As detailed in Table 12, the GA converged on an optimal configuration maximizing net present value profit, which is aligned with scenario 1, characterized by maximized permeability, injection rate, and polymer concentration, coupled with minimized porosity and heterogeneity. The critical differentiation emerges in the optimized injection duration, which was determined to be 300 h. At this operational point, the recovery factor was calculated at 0.4411. While extended operation to 3,000 h yields a higher ultimate recovery factor of 0.5942, economic analysis reveals that the net present value profit peaks at 300 h and subsequently declines, ultimately resulting in a net economic loss by the 3,000-hour endpoint.

Conclusions

This study successfully developed and validated a hybrid AI-Genetic algorithm framework for optimizing polymer flooding strategies in a heavy oil, sandstone reservoir. The work yields the following key findings:

  • It demonstrated high accuracy in predicting time-series production data, using the Elman Recurrent Neural Network (E-RNN) as a superior proxy model for dynamic forecasting, achieving coefficients of determination (R²) of 0.996 and 0.975 for oil recovery factor and water cut, respectively, on blind test data. Its incorporation of temporal memory proved critical for capturing the complex displacement dynamics of polymer flooding.

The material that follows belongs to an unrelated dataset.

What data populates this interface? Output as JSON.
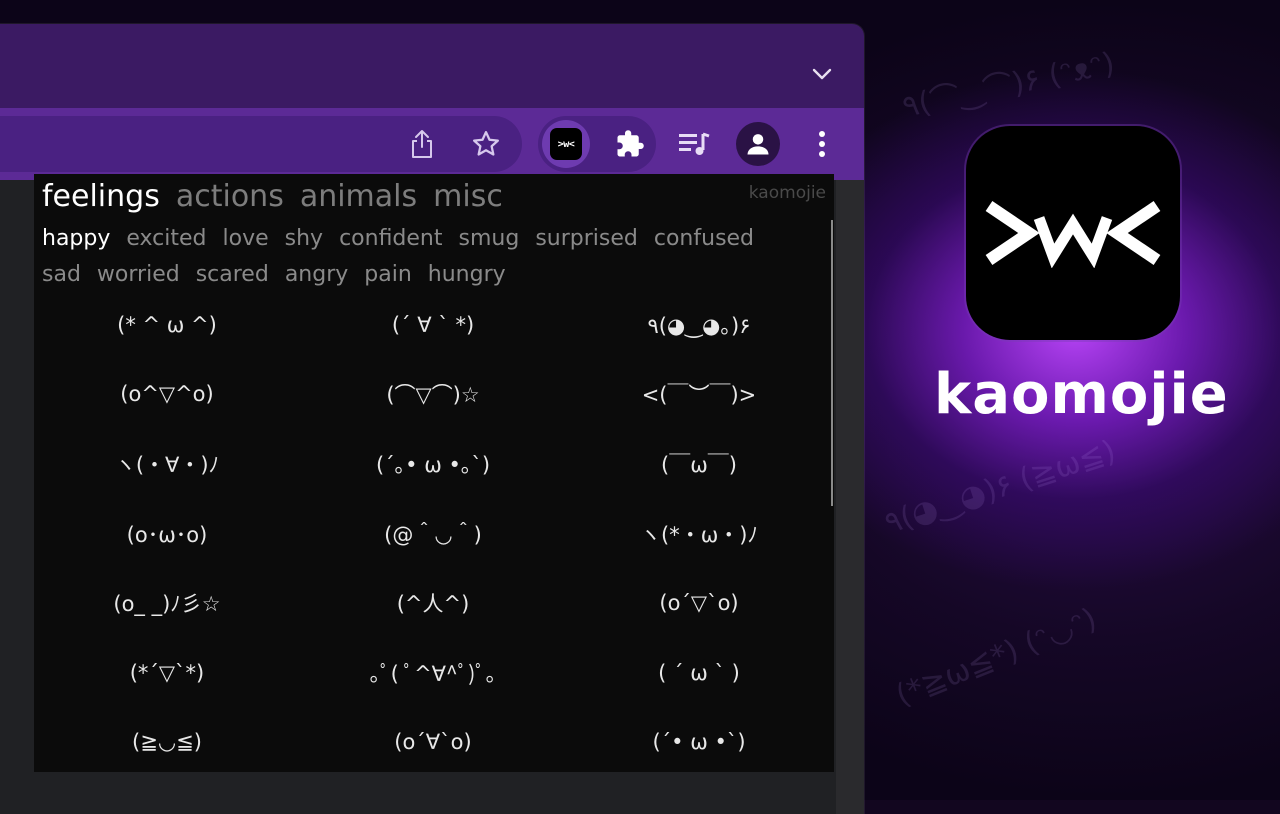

  • While the FNN demonstrated weaker performance for predicting full production profiles (e.g., R² of 0.833 for water cut on blind data), it achieved accuracy comparable to the E-RNN for estimating single-point outcomes like polymer breakthrough time (13% error). This indicates its potential utility for rapid screening of specific, time-insensitive parameters.

  • Optimization for maximum oil recovery consistently prescribed maximizing permeability, injection rate, and polymer concentration while minimizing heterogeneity. In contrast, optimization for net present value profit converged on a short, intensive injection period of 300 h to maximize returns, even though this recovered less oil (44%) than the ultimate recovery factor (59%). This highlights the critical necessity of incorporating economics into polymer EOR design.

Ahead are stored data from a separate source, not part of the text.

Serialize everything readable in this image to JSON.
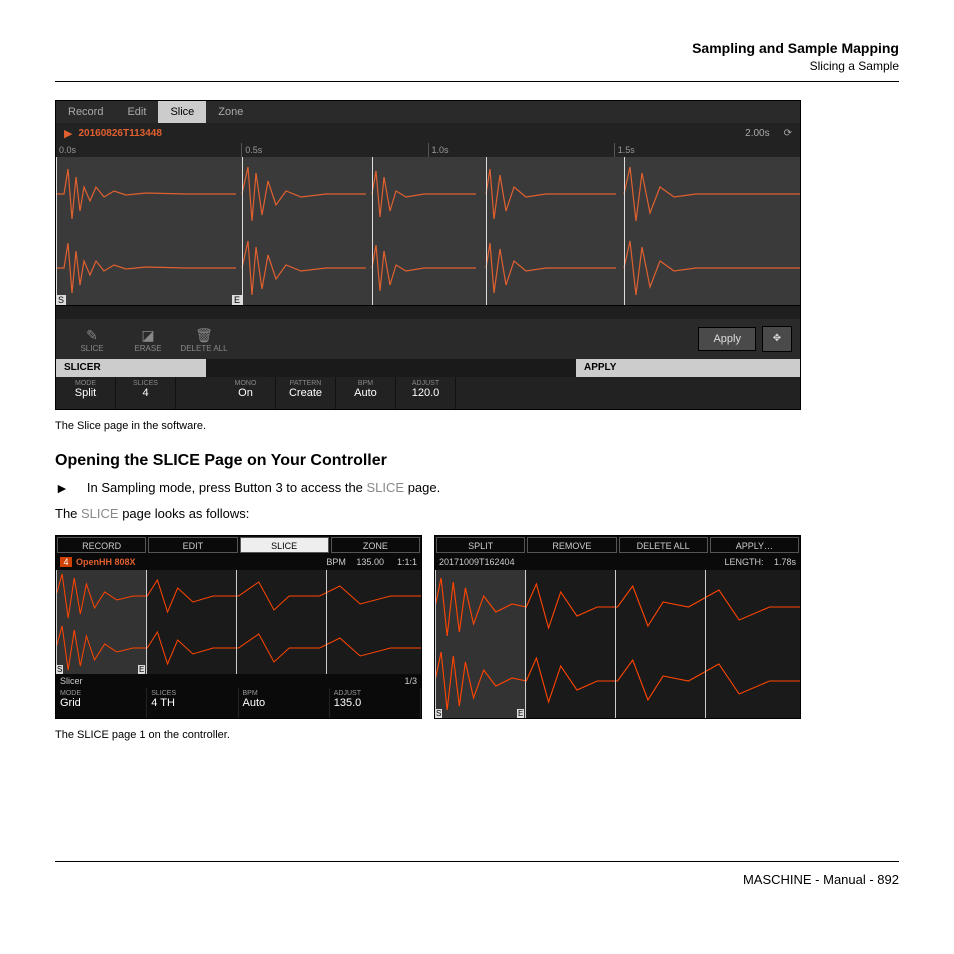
{
  "header": {
    "title": "Sampling and Sample Mapping",
    "subtitle": "Slicing a Sample"
  },
  "sw": {
    "tabs": [
      "Record",
      "Edit",
      "Slice",
      "Zone"
    ],
    "active_tab": "Slice",
    "file_name": "20160826T113448",
    "file_len": "2.00s",
    "loop_icon": "⟳",
    "ruler": [
      "0.0s",
      "0.5s",
      "1.0s",
      "1.5s"
    ],
    "markers": {
      "s": "S",
      "e": "E"
    },
    "tools": {
      "slice": "SLICE",
      "erase": "ERASE",
      "deleteall": "DELETE ALL"
    },
    "apply_btn": "Apply",
    "heads": {
      "slicer": "SLICER",
      "apply": "APPLY"
    },
    "params": {
      "mode": {
        "label": "MODE",
        "value": "Split"
      },
      "slices": {
        "label": "SLICES",
        "value": "4"
      },
      "mono": {
        "label": "MONO",
        "value": "On"
      },
      "pattern": {
        "label": "PATTERN",
        "value": "Create"
      },
      "bpm": {
        "label": "BPM",
        "value": "Auto"
      },
      "adjust": {
        "label": "ADJUST",
        "value": "120.0"
      }
    }
  },
  "caption1": "The Slice page in the software.",
  "section_heading": "Opening the SLICE Page on Your Controller",
  "instruction": {
    "bullet": "►",
    "text_a": "In Sampling mode, press Button 3 to access the ",
    "slice_word": "SLICE",
    "text_b": " page."
  },
  "line2": {
    "a": "The ",
    "slice_word": "SLICE",
    "b": " page looks as follows:"
  },
  "ctrl": {
    "left": {
      "tabs": [
        "RECORD",
        "EDIT",
        "SLICE",
        "ZONE"
      ],
      "active": "SLICE",
      "slot": "4",
      "name": "OpenHH 808X",
      "bpm_label": "BPM",
      "bpm": "135.00",
      "pos": "1:1:1",
      "markers": {
        "s": "S",
        "e": "E"
      },
      "head_l": "Slicer",
      "head_r": "1/3",
      "params": {
        "mode": {
          "label": "MODE",
          "value": "Grid"
        },
        "slices": {
          "label": "SLICES",
          "value": "4 TH"
        },
        "bpm": {
          "label": "BPM",
          "value": "Auto"
        },
        "adjust": {
          "label": "ADJUST",
          "value": "135.0"
        }
      }
    },
    "right": {
      "tabs": [
        "SPLIT",
        "REMOVE",
        "DELETE ALL",
        "APPLY…"
      ],
      "name": "20171009T162404",
      "len_label": "LENGTH:",
      "len": "1.78s",
      "markers": {
        "s": "S",
        "e": "E"
      }
    }
  },
  "caption2": "The SLICE page 1 on the controller.",
  "footer": "MASCHINE - Manual - 892"
}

  • By integrating a proxy model with a robust evolutionary algorithm, this workflow enables rapid, multi-objective optimization for polymer EOR that balances technical performance with economic profitability, offering a significant advantage over traditional, computationally intensive methods.

  • This study established that for comprehensive polymer flooding optimization involving dynamic responses, the E-RNN is an essential component, while the simpler FNN can be used for rapid scalar outcome estimation. Ultimately, the AI-driven approach must be guided by economic constraints to generate practically viable development strategies.

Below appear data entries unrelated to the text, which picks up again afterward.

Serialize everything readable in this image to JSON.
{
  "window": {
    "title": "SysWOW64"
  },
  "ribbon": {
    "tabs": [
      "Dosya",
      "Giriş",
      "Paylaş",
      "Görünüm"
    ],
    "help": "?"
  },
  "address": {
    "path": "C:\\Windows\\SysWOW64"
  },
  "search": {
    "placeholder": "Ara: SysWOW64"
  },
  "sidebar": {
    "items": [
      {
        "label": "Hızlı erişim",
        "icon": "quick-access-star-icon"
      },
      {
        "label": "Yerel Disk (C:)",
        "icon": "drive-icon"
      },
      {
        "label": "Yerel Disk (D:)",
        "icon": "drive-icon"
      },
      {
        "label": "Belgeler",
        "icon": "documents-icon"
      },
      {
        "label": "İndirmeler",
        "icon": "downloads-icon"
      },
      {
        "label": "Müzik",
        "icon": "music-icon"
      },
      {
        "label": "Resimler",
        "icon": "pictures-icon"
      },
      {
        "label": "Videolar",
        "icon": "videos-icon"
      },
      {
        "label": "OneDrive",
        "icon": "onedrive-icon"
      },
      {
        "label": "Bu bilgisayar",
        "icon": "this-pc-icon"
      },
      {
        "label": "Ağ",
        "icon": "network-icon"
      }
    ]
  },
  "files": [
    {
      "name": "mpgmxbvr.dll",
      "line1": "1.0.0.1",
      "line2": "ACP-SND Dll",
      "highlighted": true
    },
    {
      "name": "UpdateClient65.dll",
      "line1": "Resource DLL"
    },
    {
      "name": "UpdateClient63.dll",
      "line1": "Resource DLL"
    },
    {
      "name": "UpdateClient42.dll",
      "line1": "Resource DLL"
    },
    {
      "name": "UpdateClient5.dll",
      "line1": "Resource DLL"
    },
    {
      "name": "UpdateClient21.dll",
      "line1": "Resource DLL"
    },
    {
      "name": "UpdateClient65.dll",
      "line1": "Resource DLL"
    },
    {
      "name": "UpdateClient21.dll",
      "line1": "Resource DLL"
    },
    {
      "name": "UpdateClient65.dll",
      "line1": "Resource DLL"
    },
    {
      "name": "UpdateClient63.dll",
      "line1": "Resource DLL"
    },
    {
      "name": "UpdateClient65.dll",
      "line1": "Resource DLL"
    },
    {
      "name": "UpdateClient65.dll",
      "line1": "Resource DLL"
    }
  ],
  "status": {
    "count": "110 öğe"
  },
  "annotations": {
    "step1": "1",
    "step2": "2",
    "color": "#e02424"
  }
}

  • The robust AI-GA framework developed in this study, provides a foundation for evolving from a prototype to field-ready technology. Future work will integrate laboratory core-flood data to calibrate the model and enhance its physical credibility. Subsequently, it will be deployed on complex field-scale models incorporating real-world constraints, maturing into a practical decision-support tool. Ultimately, integration with advanced AI techniques like deep reinforcement learning could enable a transformative shift from periodic optimization to real-time, closed-loop reservoir management, reshaping the future of intelligent hydrocarbon recovery.